Sistem Alüminyum İcra Kurulu Başkanı Ayhan Yerekaban, “Bu yıl dikey boyahane ve yüksek stoklama tesisi açılışlarımızı gerçekleştireceğiz. Dövme tesisimizde de kapasite artırımı yapmayı ve teknolojik yeniliklere yönelik adımlar atmayı planlıyoruz. Bu sayede üretim değerlerimizi daha üst seviyeye taşıyacağız” dedi.
Geçen yıl, 2023 yılında başlattıkları dijital dönüşüm projeleri kapsamında, ERP sistemine geçiş yaptıklarını dile getiren Yerekaban, “Dijitalleşme vizyonumuz kapsamında, tüm iş süreçlerimizi daha verimli, etkili ve yenilikçi bir şekilde yönetmeyi hedefliyoruz. Tüm bunlara ek olarak, yeni yapılanmamızla birlikte, mimari alanda sunduğumuz çözümlerimizi daha fazla geliştirmeye de odaklanacağız. Yatırımlarımız ve atılımlarımız neticesinde ise 2025 yılında 294 milyon dolara yakın bir ciroya ulaşacağımızı öngörüyoruz” diye konuştu.
120 bin metrekare kapalı alanda tam entegre üretim
Sistem Alüminyum olarak, alüminyum profil üretimi ve ilgili sektörlerdeki çözüm ortaklığıyla 30 yılı aşkın bir tecrübeye sahip olduklarını dile getiren Ayhan Yerekaban, “Yapı, otomotiv, enerji, beyaz eşya, havacılık, denizcilik ve aydınlatma gibi sektörlerde iş ortaklarımıza hizmet veriyoruz. Şubat 2025 itibarıyla, 120 bin metrekare kapalı alanda tam entegre üretim tesisimizle faaliyet gösteriyoruz. Bin 200’ü aşkın çalışanımızla; yılda 103 bin ton alüminyum profil, 9 milyon metrekare kompozit panel ve 7 bin ton alüminyum dövme üretimi yapıyoruz” bilgisini verdi.
4 kıtada, 75 ülkeye ihracat
Sektörde faaliyet gösterdikleri 30 yıl boyunca; 4 kıtada, 75 ülkeye ihracat yaptıklarını belirten Ayhan Yerekaban, şöyle devam etti: “Son 6 yılda ise ihracat rakamlarımızı 3 kat artırdık. En çok ihracat gerçekleştirdiğimiz pazarların başında Amerika, Batı Avrupa ve Almanya geliyor. 2024 yılında, Türk markalarının küresel rekabet gücünü artırmayı hedefleyen ‘Turquality Marka Destek Programı’na da katıldık. Yeni dönemde programın da desteğiyle ihracatta çok daha fazla başarılı olacağımıza inanıyoruz.”
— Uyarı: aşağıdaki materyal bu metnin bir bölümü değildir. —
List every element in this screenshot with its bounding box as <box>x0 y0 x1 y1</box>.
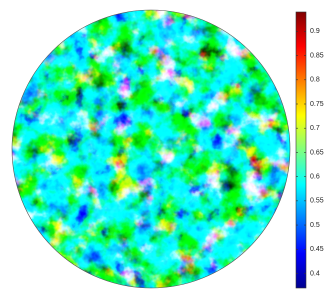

“Türkiye, Avrupa’da Çin’e alternatif olabilir”
Çin menşeli alüminyum ürünlerine getirilen ek vergilerin, Avrupa pazarında Çin’in rekabet gücünü zayıflatırken, Türkiye gibi alternatif tedarikçilere ihracat avantajı sağlayabileceğini öngören Ayhan Yerekaban, “Türkiye’nin Avrupa’nın en büyük ikinci tedarikçisi olması, pazardaki payını artırması için önemli bir fırsat yaratıyor. Bu süreçte kalite standartlarını karşılayan ve sürdürülebilir üretime odaklanan firmalar, Çin’in bıraktığı boşluğu doldurabilir” dedi. Yerekaban, Sistem Alüminyum olarak yeşil enerji kullanımı, Ar-Ge yatırımları ve katma değerli üretime odaklanarak bu fırsatı en iyi şekilde değerlendirmeyi hedeflediklerini kaydetti.